This fact seems rather obvious but for some reason I can’t wrap my head around a proof.
Also, just generally, if we have two groups $G_1$ and $G_2$ equal up to isomorphism, then is the amount of automorphisms between the two equal to $|{\rm Aut}(G_1)|= |{\rm Aut}(G_2)|$?
Is there a proof for this? I have been trying but since I’m new to all this it feels like Im just getting more and more confused on what an isomorphism even is.
Thanks!
On
Hint
There is only one cyclic group of given order. Sometimes denoted $C_n$. It is also $\Bbb Z_n$.

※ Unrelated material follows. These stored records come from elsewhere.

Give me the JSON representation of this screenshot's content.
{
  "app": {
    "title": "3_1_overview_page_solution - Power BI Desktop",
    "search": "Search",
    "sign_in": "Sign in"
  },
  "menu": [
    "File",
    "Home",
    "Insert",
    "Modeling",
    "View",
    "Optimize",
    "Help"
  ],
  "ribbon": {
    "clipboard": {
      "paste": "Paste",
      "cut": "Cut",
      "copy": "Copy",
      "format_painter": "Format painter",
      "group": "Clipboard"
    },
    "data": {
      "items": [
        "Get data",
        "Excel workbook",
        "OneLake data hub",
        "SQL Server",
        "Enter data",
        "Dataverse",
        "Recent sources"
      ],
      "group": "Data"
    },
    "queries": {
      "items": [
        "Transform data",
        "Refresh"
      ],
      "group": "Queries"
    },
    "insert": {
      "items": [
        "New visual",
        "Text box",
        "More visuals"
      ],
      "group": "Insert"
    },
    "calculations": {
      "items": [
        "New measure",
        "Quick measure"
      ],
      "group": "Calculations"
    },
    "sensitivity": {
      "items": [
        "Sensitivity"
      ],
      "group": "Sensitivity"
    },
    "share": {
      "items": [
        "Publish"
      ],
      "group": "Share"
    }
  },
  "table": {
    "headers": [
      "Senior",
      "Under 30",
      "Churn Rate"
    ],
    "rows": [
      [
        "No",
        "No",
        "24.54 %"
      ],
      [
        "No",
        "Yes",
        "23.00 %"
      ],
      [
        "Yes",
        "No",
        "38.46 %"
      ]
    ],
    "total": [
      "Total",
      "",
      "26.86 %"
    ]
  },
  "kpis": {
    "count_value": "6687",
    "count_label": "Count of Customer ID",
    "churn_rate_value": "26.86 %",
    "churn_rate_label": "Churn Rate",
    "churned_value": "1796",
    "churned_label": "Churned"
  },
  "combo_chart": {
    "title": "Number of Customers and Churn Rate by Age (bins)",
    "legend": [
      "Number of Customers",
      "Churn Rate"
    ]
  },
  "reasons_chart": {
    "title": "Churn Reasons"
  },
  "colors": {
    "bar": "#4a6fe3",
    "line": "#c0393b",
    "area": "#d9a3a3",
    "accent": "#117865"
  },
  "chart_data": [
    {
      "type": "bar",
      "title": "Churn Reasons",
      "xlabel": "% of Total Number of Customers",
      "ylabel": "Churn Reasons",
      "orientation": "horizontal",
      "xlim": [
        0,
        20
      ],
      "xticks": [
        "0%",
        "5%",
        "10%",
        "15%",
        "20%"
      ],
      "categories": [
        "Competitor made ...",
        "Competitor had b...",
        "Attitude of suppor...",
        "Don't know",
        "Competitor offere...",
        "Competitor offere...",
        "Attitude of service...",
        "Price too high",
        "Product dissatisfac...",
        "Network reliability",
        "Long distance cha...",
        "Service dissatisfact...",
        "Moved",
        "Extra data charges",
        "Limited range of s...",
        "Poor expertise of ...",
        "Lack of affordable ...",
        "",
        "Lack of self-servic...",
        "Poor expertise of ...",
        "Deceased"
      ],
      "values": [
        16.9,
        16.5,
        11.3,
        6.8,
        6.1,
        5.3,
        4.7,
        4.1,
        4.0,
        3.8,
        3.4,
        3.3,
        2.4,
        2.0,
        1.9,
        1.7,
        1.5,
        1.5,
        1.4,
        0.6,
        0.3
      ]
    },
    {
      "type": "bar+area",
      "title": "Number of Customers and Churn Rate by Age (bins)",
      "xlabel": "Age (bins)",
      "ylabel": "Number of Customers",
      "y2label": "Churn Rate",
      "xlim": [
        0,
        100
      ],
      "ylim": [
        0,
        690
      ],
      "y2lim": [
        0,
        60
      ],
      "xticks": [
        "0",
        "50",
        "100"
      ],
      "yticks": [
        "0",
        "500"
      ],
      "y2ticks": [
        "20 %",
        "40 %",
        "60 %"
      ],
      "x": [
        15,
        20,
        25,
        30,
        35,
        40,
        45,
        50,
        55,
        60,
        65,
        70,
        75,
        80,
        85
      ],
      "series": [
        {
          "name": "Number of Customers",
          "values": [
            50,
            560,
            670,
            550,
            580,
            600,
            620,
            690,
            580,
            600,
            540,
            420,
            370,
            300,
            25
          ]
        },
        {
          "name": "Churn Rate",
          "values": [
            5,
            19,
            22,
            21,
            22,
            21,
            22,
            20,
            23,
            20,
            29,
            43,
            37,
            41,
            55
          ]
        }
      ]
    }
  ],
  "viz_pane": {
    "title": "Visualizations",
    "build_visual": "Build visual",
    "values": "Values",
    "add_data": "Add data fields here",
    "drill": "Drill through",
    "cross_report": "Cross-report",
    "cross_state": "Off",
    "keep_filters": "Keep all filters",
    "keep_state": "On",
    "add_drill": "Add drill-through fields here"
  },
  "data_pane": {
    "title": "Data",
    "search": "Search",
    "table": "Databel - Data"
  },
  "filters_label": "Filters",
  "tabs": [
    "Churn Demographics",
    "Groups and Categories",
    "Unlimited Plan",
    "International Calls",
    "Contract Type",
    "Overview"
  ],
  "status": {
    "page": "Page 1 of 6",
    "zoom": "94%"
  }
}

As to the other question, isomorphic groups have isomorphic automorphism groups. Let $\phi: G\to H$ be an isomorphism. Then $\hat\phi:\rm {Aut} G\to\rm{Aut}H$ given by $\hat\phi(\psi)=\phi\circ\psi\circ \phi^{-1}$ is an isomorphism.
Here is more detailed answer. The statement doesn't depend on the groups being cyclic.
Let $\psi \in \text{Iso}(G_1, G_2)$. Then for each $\phi \in \text{Aut}(G_2)$ we can construct an isomorphism as follows:
$$ g \mapsto \phi(\psi(g)).$$
Thus, we have an injective map $\text{Aut}(G_2) \to \text{Iso}(G_1,G_2)$.
Let $\hat{\psi}$ be an isomorphism from $G_1$ to $G_2$. Now the map $$ g \mapsto \hat{\psi}(\psi^{-1}(g)) $$ is an automorphism on $G_2$. Thus, choosing $\phi$ to be this automorphism, we see that the map is also surjective.
Thus the two have the same cardinality.
Note this had nothing to do with them being cyclic groups. Philosophically, two groups being isomorphic mean that they are equal. Thus an isomorphism is in some an automorphism, (since the two groups are "equal" and vice verse).